After dedicating its two most recent editions (2022 and 2024) to the crucial issues of ecological transition and the problematics of life, the French Association for Semiotics proposes, for its next congress, to broaden these questions by examining the notions of determination and indetermination. These two categories—both conceptual and operational—run through all practices of meaning-making. From phrasal grammar (the determiner) to philosophical and ideological positions (determinism), they allow us to think the relationship between what is predictable and what emerges unpredictably, between the calculable and the evental, between the regularity of forms and the surprise of meaning.
Since its origins, semiotics has set itself the task of understanding the structures and logics of meaning production. Structural semiotics built its theoretical apparatus around a principle of organization primarily modeled by the narrative schema, which gives form to the continuity of symbolic becoming. This model was long conceived as a framework of predictability, since it accounts for the sequences, regularities, and anticipations of meaning within discourses and forms of life. Yet narrativity must also be conceived beyond this paradigm of regularity—as a synthesis of heterogeneity, as a semiotic operation that accommodates the discontinuous, the emergent, and the fluctuating. From this perspective, reflection on indetermination acquires decisive significance.
Charles Sanders Peirce, for his part, conceives indetermination not as mere imprecision or absence of form, but as the very condition of meaning. From the articulation of the categories of Firstness, Secondness, and Thirdness to the concept of “musement,” the Peircean sign, by linking an object to an interpretant, opens a field of possibilities in which meaning is never closed but always in the making. Indetermination is what allows the sign to remain alive—that is, to preserve a share of potentiality within the very act of its determination. Within this logic of continuity and vagueness, meaning is never exhausted in a single interpretation; it extends, reconfigures, and unfolds over time.
This problematic also finds an echo in biosemiotics, which investigates how the processes of life articulate biological determination and evolutionary indetermination.
Moreover, Yuri Lotman’s semiotics of culture has shown that indetermination is not only an opening toward an unpredictable future but also a reconfiguration of the past and a re-elaboration often at the source of conflict. Lotman also emphasized that cultural texts sometimes program indetermination themselves; by constantly rewriting the boundaries of meaning, they make it the engine of collective dynamism.
Similarly, political semiotics invites us to conceive crises, ruptures, and transformations as manifestations of social indetermination—not as anomalies but as vital expressions of symbolic transformation.
From a hermeneutic perspective, Paul Ricoeur underlined that every interpretation involves a tension between determination and indetermination: the text, like narrative, produces meaning not by eliminating uncertainty but by configuring it. This capacity to give form to the possible connects semiotics to an anthropology of language, where indetermination becomes a mode of inhabiting the world—an essential component of our individual and social forms of life.
Determination and indetermination also summon the question of enunciation, now central to contemporary semiotics. In any given situation, the very act of speaking—of producing linguistic acts whose perlocutionary effects exceed the speaker’s control—engages an element of unpredictability and emergence: every enunciation is an event, a becoming of meaning within a scene where nothing is entirely foreseeable. From a linguistic point of view, enunciation may be understood as a process of progressive determination: meaning does not pre-exist the act of speech; it is constructed within it through successive adjustments, reorientations, and reformulations. Language thus manifests a constant tension between formal stability and interpretative openness. The determination of meaning is never complete, as it renews itself with every actualization, at the intersection of systemic constraints and the potentialities of enunciative conditions. Enunciation thus appears as a locus where the relations between determination and indetermination are constantly reenacted, articulating the constraints of semiotic structures and the creative freedom of the speaking subject.
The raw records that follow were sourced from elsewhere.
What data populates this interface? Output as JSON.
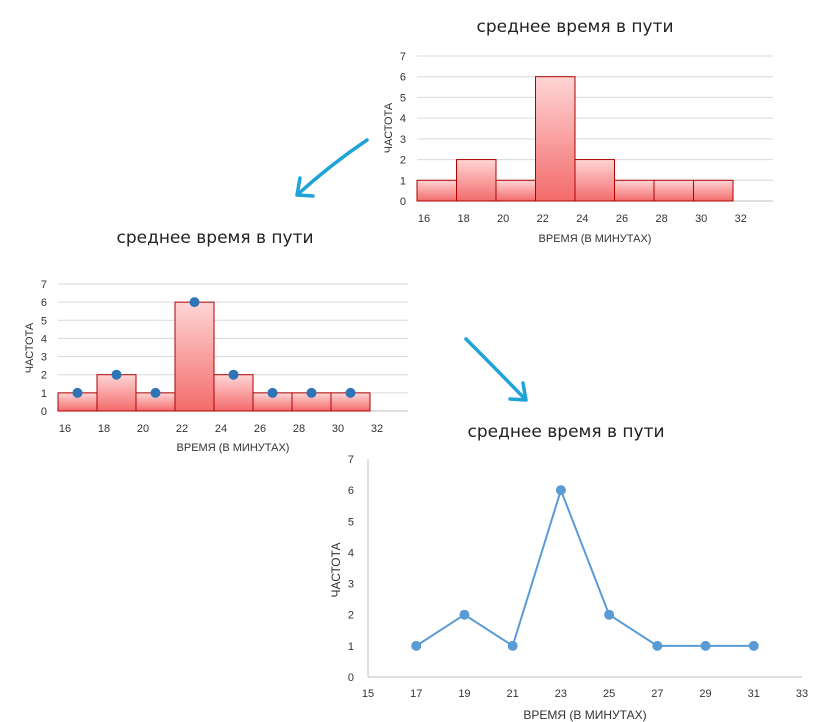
{
  "chart_data": [
    {
      "type": "bar",
      "title": "среднее время в пути",
      "xlabel": "ВРЕМЯ (В МИНУТАХ)",
      "ylabel": "ЧАСТОТА",
      "bin_edges": [
        16,
        18,
        20,
        22,
        24,
        26,
        28,
        30,
        32
      ],
      "x_ticks": [
        16,
        18,
        20,
        22,
        24,
        26,
        28,
        30,
        32
      ],
      "values": [
        1,
        2,
        1,
        6,
        2,
        1,
        1,
        1
      ],
      "ylim": [
        0,
        7
      ],
      "y_ticks": [
        0,
        1,
        2,
        3,
        4,
        5,
        6,
        7
      ],
      "grid": "horizontal"
    },
    {
      "type": "bar",
      "title": "среднее время в пути",
      "xlabel": "ВРЕМЯ (В МИНУТАХ)",
      "ylabel": "ЧАСТОТА",
      "bin_edges": [
        16,
        18,
        20,
        22,
        24,
        26,
        28,
        30,
        32
      ],
      "x_ticks": [
        16,
        18,
        20,
        22,
        24,
        26,
        28,
        30,
        32
      ],
      "values": [
        1,
        2,
        1,
        6,
        2,
        1,
        1,
        1
      ],
      "midpoints": [
        17,
        19,
        21,
        23,
        25,
        27,
        29,
        31
      ],
      "ylim": [
        0,
        7
      ],
      "y_ticks": [
        0,
        1,
        2,
        3,
        4,
        5,
        6,
        7
      ],
      "grid": "horizontal"
    },
    {
      "type": "line",
      "title": "среднее время в пути",
      "xlabel": "ВРЕМЯ (В МИНУТАХ)",
      "ylabel": "ЧАСТОТА",
      "x": [
        17,
        19,
        21,
        23,
        25,
        27,
        29,
        31
      ],
      "y": [
        1,
        2,
        1,
        6,
        2,
        1,
        1,
        1
      ],
      "x_ticks": [
        15,
        17,
        19,
        21,
        23,
        25,
        27,
        29,
        31,
        33
      ],
      "xlim": [
        15,
        33
      ],
      "ylim": [
        0,
        7
      ],
      "y_ticks": [
        0,
        1,
        2,
        3,
        4,
        5,
        6,
        7
      ],
      "grid": "none"
    }
  ],
  "arrows": [
    "arrow-down-left",
    "arrow-down-right"
  ]
}
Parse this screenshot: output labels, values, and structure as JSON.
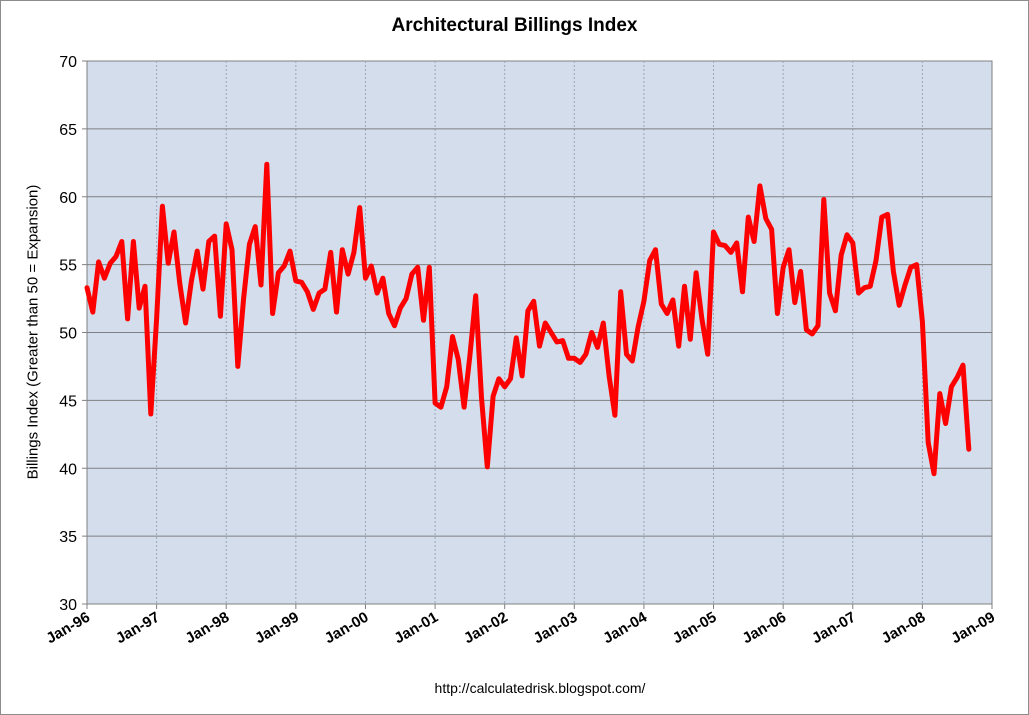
{
  "chart_data": {
    "type": "line",
    "title": "Architectural Billings Index",
    "ylabel": "Billings Index (Greater than 50 = Expansion)",
    "xlabel": "",
    "source": "http://calculatedrisk.blogspot.com/",
    "ylim": [
      30,
      70
    ],
    "y_ticks": [
      "30",
      "35",
      "40",
      "45",
      "50",
      "55",
      "60",
      "65",
      "70"
    ],
    "x_ticks": [
      "Jan-96",
      "Jan-97",
      "Jan-98",
      "Jan-99",
      "Jan-00",
      "Jan-01",
      "Jan-02",
      "Jan-03",
      "Jan-04",
      "Jan-05",
      "Jan-06",
      "Jan-07",
      "Jan-08",
      "Jan-09"
    ],
    "x_start": "Jan-96",
    "series": [
      {
        "color": "#ff0000",
        "values": [
          53.3,
          51.5,
          55.2,
          54.0,
          55.1,
          55.6,
          56.7,
          51.0,
          56.7,
          51.8,
          53.4,
          44.0,
          51.0,
          59.3,
          55.1,
          57.4,
          53.6,
          50.7,
          53.8,
          56.0,
          53.2,
          56.7,
          57.1,
          51.2,
          58.0,
          56.1,
          47.5,
          52.5,
          56.5,
          57.8,
          53.5,
          62.4,
          51.4,
          54.4,
          54.9,
          56.0,
          53.8,
          53.7,
          53.0,
          51.7,
          52.9,
          53.2,
          55.9,
          51.5,
          56.1,
          54.3,
          55.9,
          59.2,
          54.0,
          54.9,
          52.9,
          54.0,
          51.4,
          50.5,
          51.8,
          52.5,
          54.3,
          54.8,
          50.9,
          54.8,
          44.8,
          44.5,
          46.0,
          49.7,
          48.0,
          44.5,
          48.3,
          52.7,
          45.2,
          40.1,
          45.3,
          46.6,
          46.0,
          46.6,
          49.6,
          46.8,
          51.6,
          52.3,
          49.0,
          50.7,
          50.0,
          49.3,
          49.4,
          48.1,
          48.1,
          47.8,
          48.4,
          50.0,
          48.9,
          50.7,
          46.8,
          43.9,
          53.0,
          48.4,
          47.9,
          50.4,
          52.3,
          55.3,
          56.1,
          52.1,
          51.4,
          52.4,
          49.0,
          53.4,
          49.5,
          54.4,
          51.0,
          48.4,
          57.4,
          56.5,
          56.4,
          55.9,
          56.6,
          53.0,
          58.5,
          56.7,
          60.8,
          58.4,
          57.6,
          51.4,
          54.8,
          56.1,
          52.2,
          54.5,
          50.2,
          49.9,
          50.5,
          59.8,
          52.9,
          51.6,
          55.7,
          57.2,
          56.6,
          52.9,
          53.3,
          53.4,
          55.3,
          58.5,
          58.7,
          54.5,
          52.0,
          53.5,
          54.8,
          55.0,
          50.8,
          41.9,
          39.6,
          45.5,
          43.3,
          46.0,
          46.7,
          47.6,
          41.4
        ]
      }
    ],
    "plot_background": "#d3ddec",
    "gridlines": "horizontal, gray"
  }
}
Contemporary dynamics bring this dialectic to the forefront. On one side, societies increasingly experience the unpredictable through deepening geopolitical crises, technological mutations, and environmental upheavals. On the other, new regimes of determination—carried by digital systems and artificial intelligence—claim to master contingency, anticipate behaviors, and model decisions. Between these two horizons—that of calculation and that of the event—semiotics is called upon to rethink its own position by addressing the following question: how can we analyze the forms of meaning in a world where unpredictability has become structural?
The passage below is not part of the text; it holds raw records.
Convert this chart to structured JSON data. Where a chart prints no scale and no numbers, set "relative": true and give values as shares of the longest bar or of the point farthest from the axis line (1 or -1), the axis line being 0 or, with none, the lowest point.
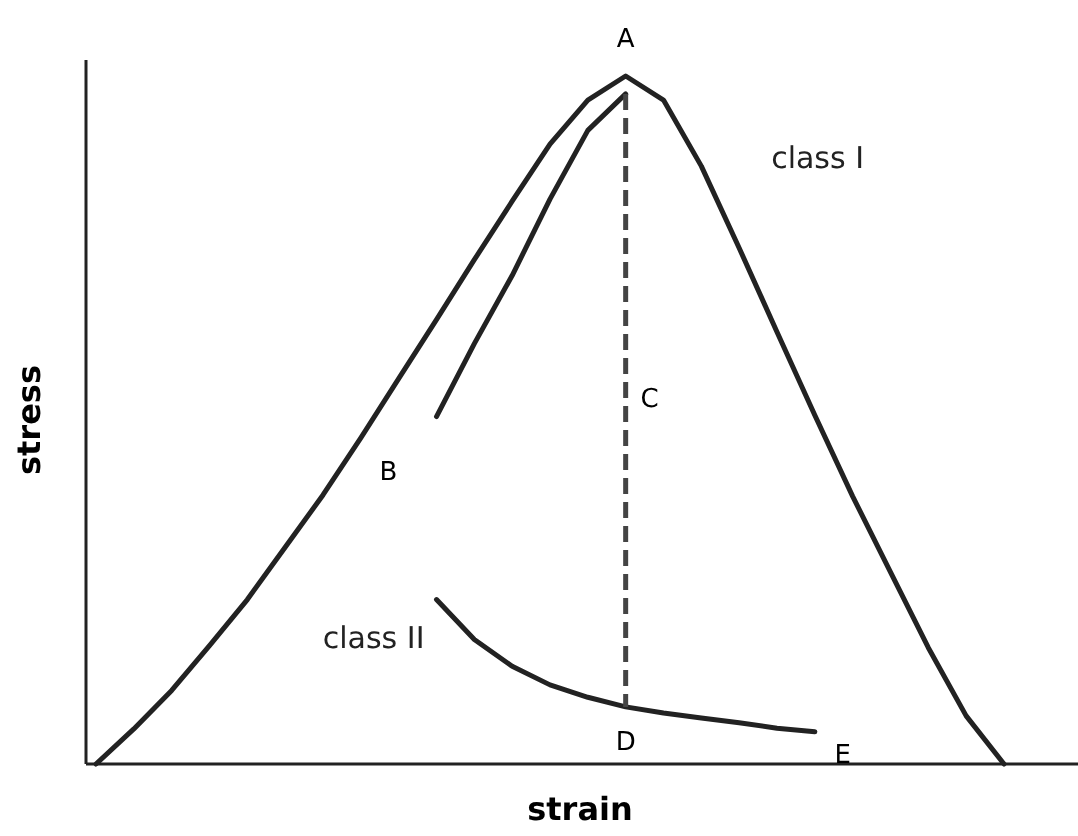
{
  "chart_data": {
    "type": "line",
    "relative": true,
    "xlabel": "strain",
    "ylabel": "stress",
    "categories": [
      null,
      null,
      null,
      null,
      null,
      null,
      null,
      null,
      null,
      null,
      null,
      null,
      null,
      null,
      null,
      null,
      null,
      null,
      null,
      null,
      null,
      null,
      null,
      null,
      null
    ],
    "series": [
      {
        "name": "class I",
        "color": "#222222",
        "values": [
          0,
          0.051,
          0.107,
          0.172,
          0.239,
          0.315,
          0.391,
          0.474,
          0.56,
          0.646,
          0.733,
          0.818,
          0.901,
          0.965,
          1,
          0.965,
          0.869,
          0.75,
          0.628,
          0.507,
          0.389,
          0.279,
          0.169,
          0.07,
          0
        ]
      },
      {
        "color": "#222222",
        "values": [
          null,
          null,
          null,
          null,
          null,
          null,
          null,
          null,
          null,
          0.505,
          0.611,
          0.71,
          0.821,
          0.921,
          0.974,
          null,
          null,
          null,
          null,
          null,
          null,
          null,
          null,
          null,
          null
        ]
      },
      {
        "name": "class II",
        "color": "#222222",
        "values": [
          null,
          null,
          null,
          null,
          null,
          null,
          null,
          null,
          null,
          0.239,
          0.181,
          0.142,
          0.115,
          0.097,
          0.083,
          0.074,
          0.067,
          0.06,
          0.052,
          0.047,
          null,
          null,
          null,
          null,
          null
        ]
      }
    ],
    "annotations": [
      "A",
      "B",
      "C",
      "D",
      "E"
    ]
  }
}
The congress seeks to explore these transformations through a dialogue among semiotic, philosophical, linguistic, biological, and social approaches. The aim is to understand how determination and indetermination interact within discourses, narratives, and meaning-making practices. The goal is to conceive indetermination not only as the absence of prediction but also as a semiotic act—as a power of opening meaning. The interdisciplinary vocation of the congress will be fully affirmed: contributions in linguistics, philosophy, anthropology, rhetoric, aesthetics, biosemiotics, computer science, and information and communication studies will be warmly welcomed.